Edisi.id- BKKBN Jawa Barat bersama anggota Komisi IX DPR RI, Hj. Nurhayati melakukan Kampanye Percepatan penurunan Stunting di lingkungan Pondok Pesantren cintawana Kecamatan Singaparna, Jumat, 2 Desember 2022
Tampak hadir unsur pimpinan pesantren, tokoh masyarakat serta Ratusan remaja dan warga sekitar.
Anggota Komisi IX DPR RI Hj Nurhayati Effendi, dengan ungkapan-ungkapan sapa bersahabat, mengajak kalangan generasi muda pada masanya mendamba pasangan, untuk menghindari pernikahan usia dini.
Kemudian merencanakan pernikahan dengan matang. Hal itu untuk memiliki keluarga sehat, keturunan kuat. Menghindari anak terkena stunting berisiko, yang kini tengah terus dicegah dan jadi perhatian pemerintah.
Ajakan serupa untuk memberi dukungan ia sampaikan juga kepada kalangan pemuka agama, tokoh masyarakat. Banyak mengemuka tentang bonus demografi di depan (tahun 2045). Namun generasi emas terlahir dari generasi berkualitas.
Masih jadi tantangan cukup besar Indonesia dengan sebaran banyak anak terkena stunting. Karena itu pemerintah fokus tangani ini.
“Kita di Komisi IX mendukung program pemerintah, harapannya rakyat Indonesia ke depan jauh lebih baik kondisinya,” ujarnya.
Pemateri lainnya dalam kampanye itu, Kabid DP2KB Dinsos Kab.Tasikmalaya Dadan Hamdani SKM MSi, Direktur Bina Kesehatan Reproduksi BKKBN RI Safrina Salim SKM M.Kes, dan Koordinator Bidang Adpin Perwakilan BKKBN Jabar Herman Melani SH MH.
Menjadi uraian bahasan para pemateri, prevalensi stunting yang masih tinggi. Halnya di Kab.Tasikmalaya, absen Dadan, hampir seperempat dari jumlah penduduknya terdiri kalangan usia anak terkena stunting. Ini memerlukan penanganan kepedulian berbagai kalangan.
Kerdil atau stunting, urai Herman Melani, adalah kondisi gagal tumbuh pada anak balita akibat kekurangan gizi kronis dan infeksi yang berulang, terutama dalam 1.000 hari pertama kehidupan. Herman hingga meyakinkan rujukan cegah stunting dari QS An-Nisa, perintahnya agar tiap keluarga tak meninggalkan kaum lemah (lemah fisik, sosial, ekonomi).

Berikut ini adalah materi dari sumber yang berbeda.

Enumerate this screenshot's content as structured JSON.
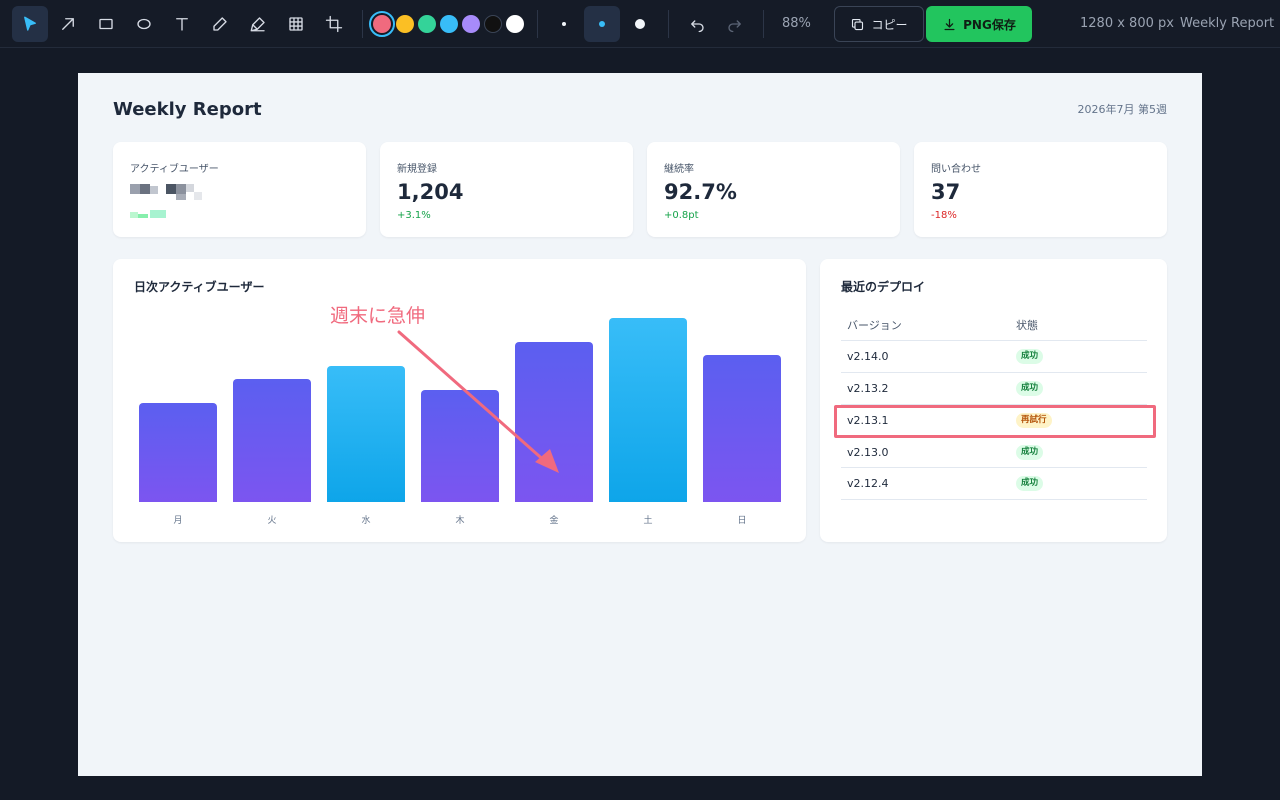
{
  "toolbar": {
    "tools": [
      {
        "name": "select",
        "icon": "cursor-icon",
        "active": true
      },
      {
        "name": "arrow",
        "icon": "arrow-icon"
      },
      {
        "name": "rectangle",
        "icon": "rectangle-icon"
      },
      {
        "name": "ellipse",
        "icon": "ellipse-icon"
      },
      {
        "name": "text",
        "icon": "text-icon"
      },
      {
        "name": "pen",
        "icon": "pen-icon"
      },
      {
        "name": "marker",
        "icon": "highlighter-icon"
      },
      {
        "name": "mosaic",
        "icon": "grid-icon"
      },
      {
        "name": "crop",
        "icon": "crop-icon"
      }
    ],
    "colors": [
      "#f06a7e",
      "#fbbf24",
      "#34d399",
      "#38bdf8",
      "#a78bfa",
      "#111111",
      "#ffffff"
    ],
    "selected_color": "#f06a7e",
    "stroke_sizes": [
      "small",
      "medium",
      "large"
    ],
    "selected_stroke": "medium",
    "undo_icon": "undo-icon",
    "redo_icon": "redo-icon",
    "zoom": "88%",
    "copy_label": "コピー",
    "copy_icon": "copy-icon",
    "save_label": "PNG保存",
    "save_icon": "download-icon",
    "dimensions": "1280 x 800 px",
    "document_name": "Weekly Report"
  },
  "report": {
    "title": "Weekly Report",
    "date": "2026年7月 第5週",
    "kpis": [
      {
        "label": "アクティブユーザー",
        "value": "",
        "delta": "",
        "redacted": true
      },
      {
        "label": "新規登録",
        "value": "1,204",
        "delta": "+3.1%",
        "trend": "up"
      },
      {
        "label": "継続率",
        "value": "92.7%",
        "delta": "+0.8pt",
        "trend": "up"
      },
      {
        "label": "問い合わせ",
        "value": "37",
        "delta": "-18%",
        "trend": "down"
      }
    ],
    "chart_title": "日次アクティブユーザー",
    "annotation_text": "週末に急伸",
    "deploy_title": "最近のデプロイ",
    "deploy_headers": {
      "version": "バージョン",
      "status": "状態"
    },
    "deploys": [
      {
        "version": "v2.14.0",
        "status": "成功",
        "kind": "ok"
      },
      {
        "version": "v2.13.2",
        "status": "成功",
        "kind": "ok"
      },
      {
        "version": "v2.13.1",
        "status": "再試行",
        "kind": "retry",
        "highlighted": true
      },
      {
        "version": "v2.13.0",
        "status": "成功",
        "kind": "ok"
      },
      {
        "version": "v2.12.4",
        "status": "成功",
        "kind": "ok"
      }
    ],
    "colors": {
      "accent_indigo": "#6366f1",
      "accent_sky": "#0ea5e9",
      "annotation": "#f06a7e",
      "success": "#16a34a",
      "danger": "#dc2626"
    }
  },
  "chart_data": {
    "type": "bar",
    "title": "日次アクティブユーザー",
    "categories": [
      "月",
      "火",
      "水",
      "木",
      "金",
      "土",
      "日"
    ],
    "values": [
      0.54,
      0.67,
      0.74,
      0.61,
      0.87,
      1.0,
      0.8
    ],
    "value_note": "relative bar heights (y-axis unlabeled); 土 = 1.0",
    "bar_colors": [
      "indigo",
      "indigo",
      "sky",
      "indigo",
      "indigo",
      "sky",
      "indigo"
    ],
    "ylim": [
      0,
      1
    ],
    "grid": false,
    "legend": "none"
  }
}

Safrina Salim antara lain mengungkap risiko nikah di usia muda seperti pada 16, 17, 18 tahun, kondisi alat reproduksi perempuan itu belum matang. Saat dihadapkan kehamilan ia akan menyetop tubuh untuk tumbuh kembang-tinggi lagi.

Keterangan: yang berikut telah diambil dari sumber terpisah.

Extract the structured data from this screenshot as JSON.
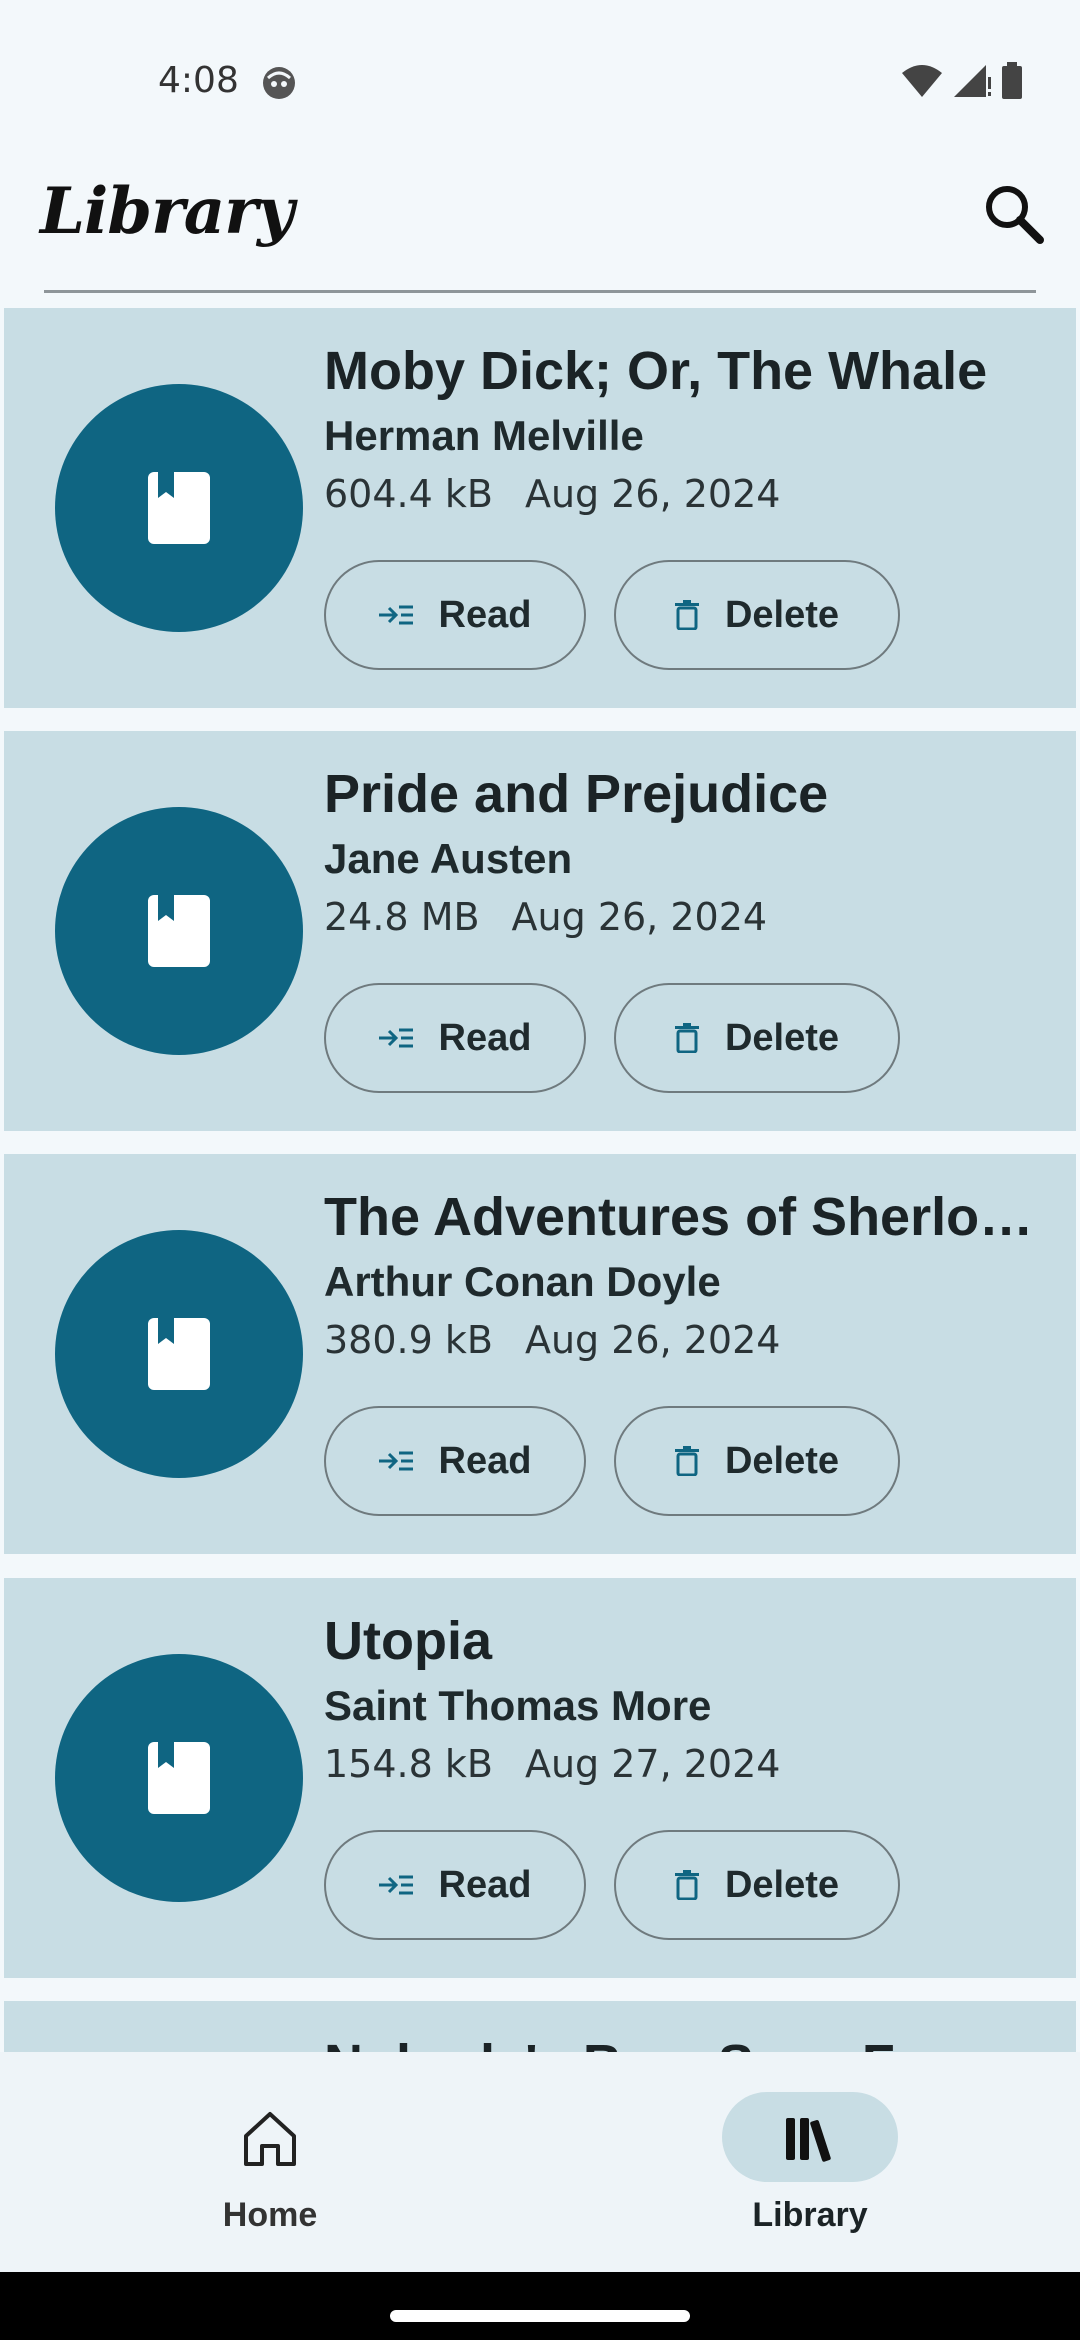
{
  "status_bar": {
    "time": "4:08"
  },
  "app_bar": {
    "title": "Library"
  },
  "books": [
    {
      "title": "Moby Dick; Or, The Whale",
      "author": "Herman Melville",
      "size": "604.4 kB",
      "date": "Aug 26, 2024",
      "read_label": "Read",
      "delete_label": "Delete"
    },
    {
      "title": "Pride and Prejudice",
      "author": "Jane Austen",
      "size": "24.8 MB",
      "date": "Aug 26, 2024",
      "read_label": "Read",
      "delete_label": "Delete"
    },
    {
      "title": "The Adventures of Sherlock Holmes",
      "author": "Arthur Conan Doyle",
      "size": "380.9 kB",
      "date": "Aug 26, 2024",
      "read_label": "Read",
      "delete_label": "Delete"
    },
    {
      "title": "Utopia",
      "author": "Saint Thomas More",
      "size": "154.8 kB",
      "date": "Aug 27, 2024",
      "read_label": "Read",
      "delete_label": "Delete"
    },
    {
      "title": "Nobody's Boy: Sans Famille",
      "author": "",
      "size": "",
      "date": "",
      "read_label": "",
      "delete_label": ""
    }
  ],
  "bottom_nav": {
    "items": [
      {
        "label": "Home",
        "icon": "home-icon",
        "selected": false
      },
      {
        "label": "Library",
        "icon": "library-icon",
        "selected": true
      }
    ]
  },
  "colors": {
    "card_background": "#c8dde4",
    "cover_accent": "#0f6582",
    "page_background": "#f3f8fb",
    "selected_nav_pill": "#c8dde4"
  }
}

Pada perjalanan usia tertentu setelah pernikahan tak cukup matang organ tubuh, bisa memicu munculnya kanker servik, kekurangan kalsium, anemia. Karena itu, imbuhnya, BKKBN menoleransi usia matang pernikahan 21 tahun bagi perempuan dan 25 tahun untuk laki-laki.